The path of least resistance

Only centimetres away from ITER's 150-million-degree-Celsius "fusion furnace," certain components will be operating at temperatures that are at the extreme opposite end of the scale.

 

The magnets surrounding the ITER Tokamak will be cooled to very low, or cryogenic, temperatures near absolute zero—approximately minus 269 degrees Celsius (4.2 Kelvin). That's colder than the dark side of the Moon or the surface of Neptune, the furthest planet from our Sun.

 

When ITER's magnets are cooled to -269 °C, they become superconducting.

 

Superconductivity is a natural property of certain metals, alloys and ceramics when cooled below a defined "critical temperature."

 

Below the critical temperature—which varies for each material—electrical resistance drops to zero, allowing these materials to carry large amounts of electrical current without losing energy.

 

In magnets operating at "normal" temperatures, electrical current can be visualized as a flow of electrons moving through a microscopic jungle of atoms, defects and other electrons. The electrons inevitably collide with some of these particles, causing the electrons to lose momentum, and creating heat in the process.

 

For large magnets, two negative side effects result: more energy is required to restore the lost energy; and the heat generated by the collisions needs to be extracted from the magnet coils.

 

In ITER, on the other hand, as the superconducting materials in the magnets are cooled to below their critical temperature, the properties of electrons are changed in such a way that this electrical resistance disappears completely, and they become superconductors.

 

"Typically, when you pour energy into a magnet, resistance steals away part of what you have poured in," explains Paul Libeyre, Central Solenoid and Correction Coil Section Leader. "It's like trying to fill a bucket with water when it has holes.
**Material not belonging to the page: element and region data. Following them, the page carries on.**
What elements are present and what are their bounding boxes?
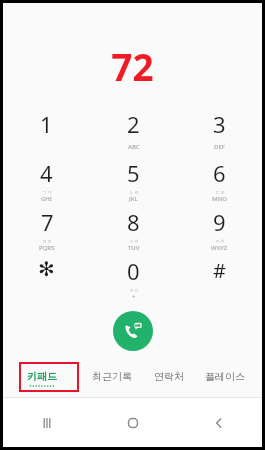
staticText: 72 xyxy=(111,41,154,91)
staticText: 8 xyxy=(127,207,140,237)
staticText: TUV xyxy=(128,244,140,252)
staticText: WXYZ xyxy=(211,244,228,252)
button[interactable]: ✻ xyxy=(3,253,90,302)
staticText: 1 xyxy=(40,109,53,139)
button[interactable]: 9 xyxy=(176,204,262,253)
staticText: PQRS xyxy=(39,244,55,252)
button[interactable]: Back xyxy=(176,398,262,447)
button[interactable]: 2 xyxy=(90,106,176,155)
staticText: ㄴㄹ xyxy=(129,189,139,195)
button[interactable]: 7 xyxy=(3,204,90,253)
staticText: 키패드 xyxy=(27,370,57,383)
button[interactable]: 연락처 xyxy=(143,360,195,396)
staticText: JKL xyxy=(129,195,138,203)
staticText: ㅇㅇ xyxy=(129,287,139,293)
staticText: GHI xyxy=(41,195,52,203)
button[interactable]: 6 xyxy=(176,155,262,204)
button[interactable]: 플레이스 xyxy=(195,360,255,396)
button[interactable]: 8 xyxy=(90,204,176,253)
staticText: 5 xyxy=(127,158,140,188)
staticText: 6 xyxy=(213,158,226,188)
button[interactable]: Recents xyxy=(3,398,90,447)
staticText: ㄱㅋ xyxy=(42,189,52,195)
staticText: 4 xyxy=(40,158,53,188)
button[interactable]: Call xyxy=(113,311,153,351)
staticText: DEF xyxy=(214,143,225,151)
staticText: 플레이스 xyxy=(205,370,245,383)
staticText: ㅈㅊ xyxy=(215,238,225,244)
staticText: 0 xyxy=(127,256,140,286)
button[interactable]: 최근기록 xyxy=(80,360,143,396)
button[interactable]: 키패드 xyxy=(3,360,80,396)
staticText: # xyxy=(213,257,226,284)
staticText: 2 xyxy=(127,109,140,139)
staticText: ㄷㅌ xyxy=(215,189,225,195)
button[interactable]: 1 xyxy=(3,106,90,155)
staticText: ✻ xyxy=(38,257,55,280)
staticText: + xyxy=(132,293,136,301)
staticText: 9 xyxy=(213,207,226,237)
button[interactable]: 0 xyxy=(90,253,176,302)
button[interactable]: Home xyxy=(90,398,176,447)
staticText: MNO xyxy=(212,195,227,203)
button[interactable]: 4 xyxy=(3,155,90,204)
staticText: ABC xyxy=(128,143,140,151)
staticText: ㅂㅍ xyxy=(42,238,52,244)
staticText: 연락처 xyxy=(154,370,184,383)
staticText: 3 xyxy=(213,109,226,139)
staticText: ㅅㅎ xyxy=(129,238,139,244)
button[interactable]: 5 xyxy=(90,155,176,204)
staticText: 7 xyxy=(41,207,54,237)
button[interactable]: 3 xyxy=(176,106,262,155)
staticText: 최근기록 xyxy=(92,370,132,383)
button[interactable]: # xyxy=(176,253,262,302)
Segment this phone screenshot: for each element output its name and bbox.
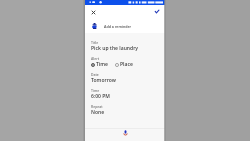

A superconducting magnet can be thought of as a bucket without holes; electrical resistance disappears completely and what you pour in ... you are able to keep."

 

 

By "retaining" all of their energy, the superconducting materials chosen for ITER's magnet systems will be able to carry higher current and produce stronger magnetic field than conventional counterparts. They'll also consume less power and be cheaper to operate ... making superconducting magnet technology the only option for ITER's huge magnet systems.

 

 

Advances in superconductivity have made possible an array of energy-intensive applications in the past decades such as magnetic-resonance imaging, magnetically-levitated trains, and particle accelerators.

 

Most of the superconducting magnets used in these applications are made from a niobium-titanium (NbTi) alloy that offers robust performance at low cost. ITER plans to use NbTi for two of its magnet systems—its poloidal field magnets, and an array of small correction coils.

 

Above a certain "critical magnetic field," however, NbTi no longer operates as a superconductor. For the ITER magnets that will be required to produce the strongest magnetic field—the central solenoid and the toroidal field coils—the costlier but higher-performing niobium-tin (Nb3Sn) alloy will be used.

 

Among superconducting tokamaks, Tore Supra in France was the first to test niobium-titanium in its toroidal field system in 1988. EAST in China, commissioned in 2006, was the first fully superconducting tokamak. More recently, niobium-tin (Nb3Sn) superconducting magnets were integrated in the Korean tokamak KSTAR (2008), and in tokamaks under refurbishment (JT-60SA in Japan) or construction (SST-1 in India).

 

These latest-generation tokamaks will be able to achieve ITER-similar operational parameters; experiments run on these devices will serve to support the operation of ITER, and to investigate how to optimize the fusion power plants of the future.